Lily's Word

Chapter 113 · ~2.4k words

The woman in the photograph was wearing her necklace. The one he said was his grandmother's. I stared at the dying glow of the iPad screen, the interior of the black sedan looking like a leather-lined coffin. My thumb hovered over the glass, the ghost of a thousand forged signatures aching in my joints. The woman behind the wheel was a blur of blonde and shadow, but the emerald-and-gold filigree was unmistakable. It was a beacon. A brand. A piece of history that wouldn't stay buried.

I didn't stay in the kitchen. I moved to the nursery, my footsteps silent on the hardwood floors. Lily was awake, her small fingers clutching the railing of the crib, her eyes twin pits of an ancient, terrifying clarity. She wasn't babbling nonsensically anymore. She was watching me, her head tilted as if she were listening to a frequency I could no longer hear.

"Mama," she said.

The word didn't fall; it detonated. It was clear. Strong. A perfect, terrifying echo of my own voice. It didn't have the soft, clumsy edges of a first word.
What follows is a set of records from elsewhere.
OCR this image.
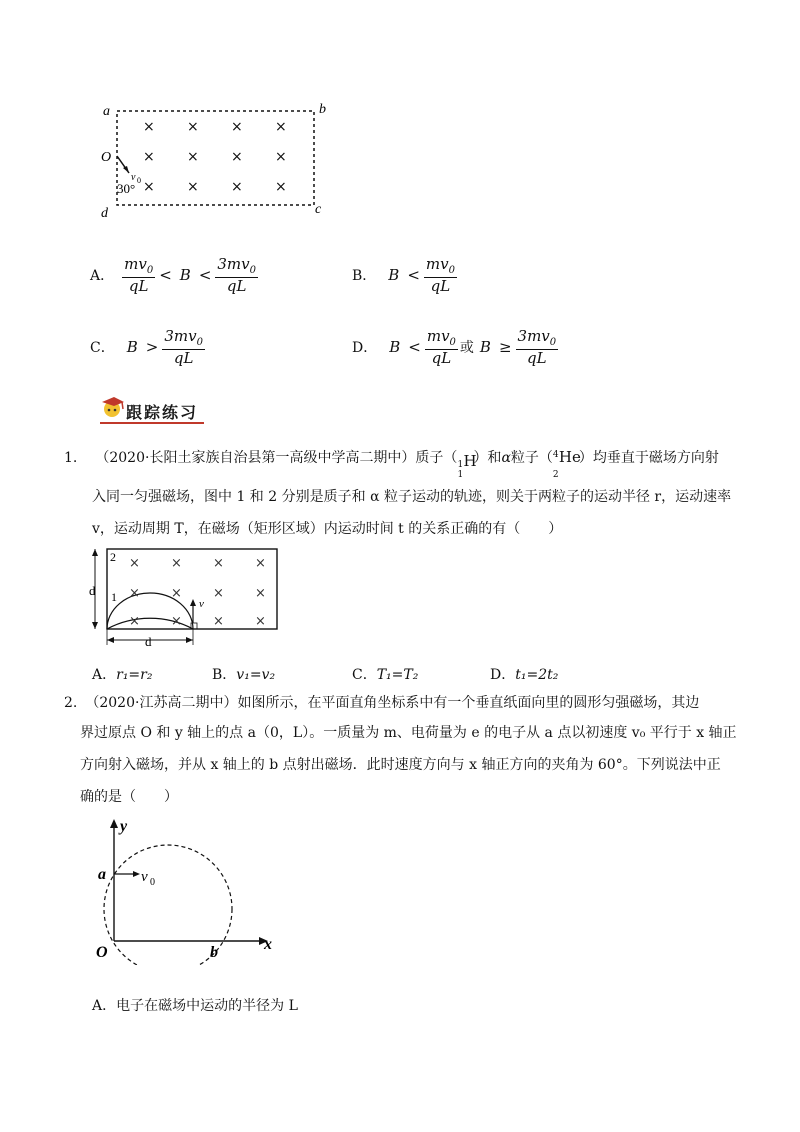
a	b
c
d
O
v 0
30°
× × × ×
× × × ×
× × × ×
A． $\frac{mv_0}{qL} < B < \frac{3mv_0}{qL}$	B． $B < \frac{mv_0}{qL}$
C． $B > \frac{3mv_0}{qL}$	D． $B < \frac{mv_0}{qL}$ 或 $B \ge \frac{3mv_0}{qL}$
跟踪练习
1. （2020·长阳土家族自治县第一高级中学高二期中）质子（ 1
1
H
）和α粒子（ 4
2
He
）均垂直于磁场方向射
入同一匀强磁场，图中 1 和 2 分别是质子和 α 粒子运动的轨迹，则关于两粒子的运动半径 r，运动速率
v，运动周期 T，在磁场（矩形区域）内运动时间 t 的关系正确的有（　　）
d
d
2
1	v
× × × ×
× × × ×
× × × ×
A．r₁=r₂	B．v₁=v₂	C．T₁=T₂	D．t₁=2t₂
2. （2020·江苏高二期中）如图所示，在平面直角坐标系中有一个垂直纸面向里的圆形匀强磁场，其边
界过原点 O 和 y 轴上的点 a（0，L）。一质量为 m、电荷量为 e 的电子从 a 点以初速度 v₀ 平行于 x 轴正
方向射入磁场，并从 x 轴上的 b 点射出磁场．此时速度方向与 x 轴正方向的夹角为 60°。下列说法中正
确的是（　　）
y
x
a v 0
O	b
A．电子在磁场中运动的半径为 L
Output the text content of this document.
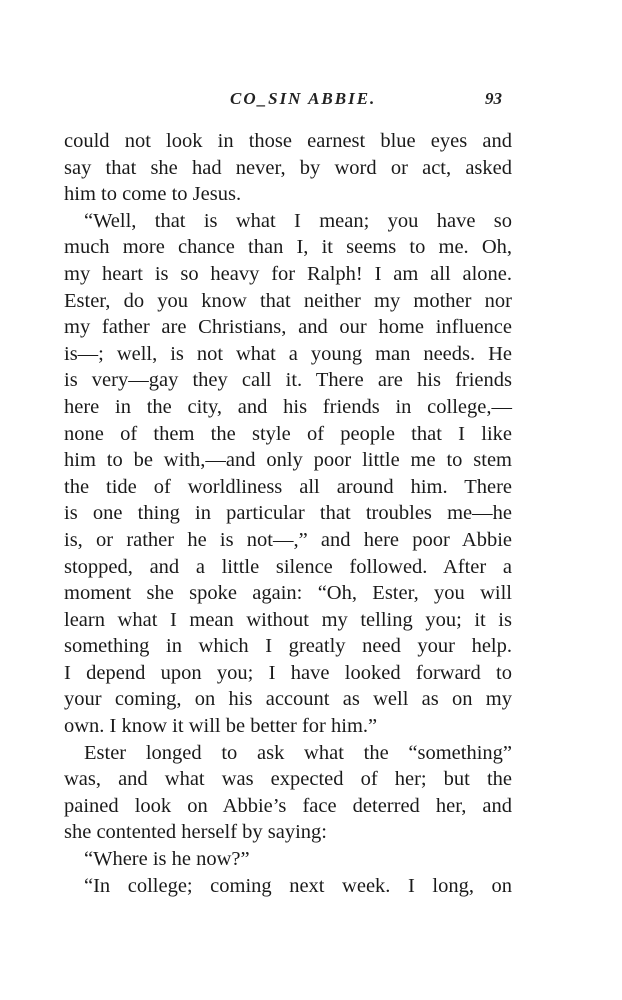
CO_SIN ABBIE.	93
could not look in those earnest blue eyes and
say that she had never, by word or act, asked
him to come to Jesus.
“Well, that is what I mean; you have so
much more chance than I, it seems to me. Oh,
my heart is so heavy for Ralph! I am all alone.
Ester, do you know that neither my mother nor
my father are Christians, and our home influence
is—; well, is not what a young man needs. He
is very—gay they call it. There are his friends
here in the city, and his friends in college,—
none of them the style of people that I like
him to be with,—and only poor little me to stem
the tide of worldliness all around him. There
is one thing in particular that troubles me—he
is, or rather he is not—,” and here poor Abbie
stopped, and a little silence followed. After a
moment she spoke again: “Oh, Ester, you will
learn what I mean without my telling you; it is
something in which I greatly need your help.
I depend upon you; I have looked forward to
your coming, on his account as well as on my
own. I know it will be better for him.”
Ester longed to ask what the “something”
was, and what was expected of her; but the
pained look on Abbie’s face deterred her, and
she contented herself by saying:
“Where is he now?”
“In college; coming next week. I long, on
It had the weight of a declaration.

I sank to my knees beside the crib, my hand flying to my mouth. *Mama.* The sound of it should have been a victory, the final nail in the coffin of Chloe’s lies. But as Lily repeated it, her voice dropping into that rhythmic, low-frequency hum I had heard on the monitor, the memory of the recordings flooded back.

"'I'm your mama, Lily. That other lady is just a bad dream.'"

Lily reached out, her fingers grazing my cheek with a touch that felt like ice. She didn't smile. She just watched me, her crystalline blue eyes reflecting the city lights through the window. She wasn't just a daughter. She was a successor.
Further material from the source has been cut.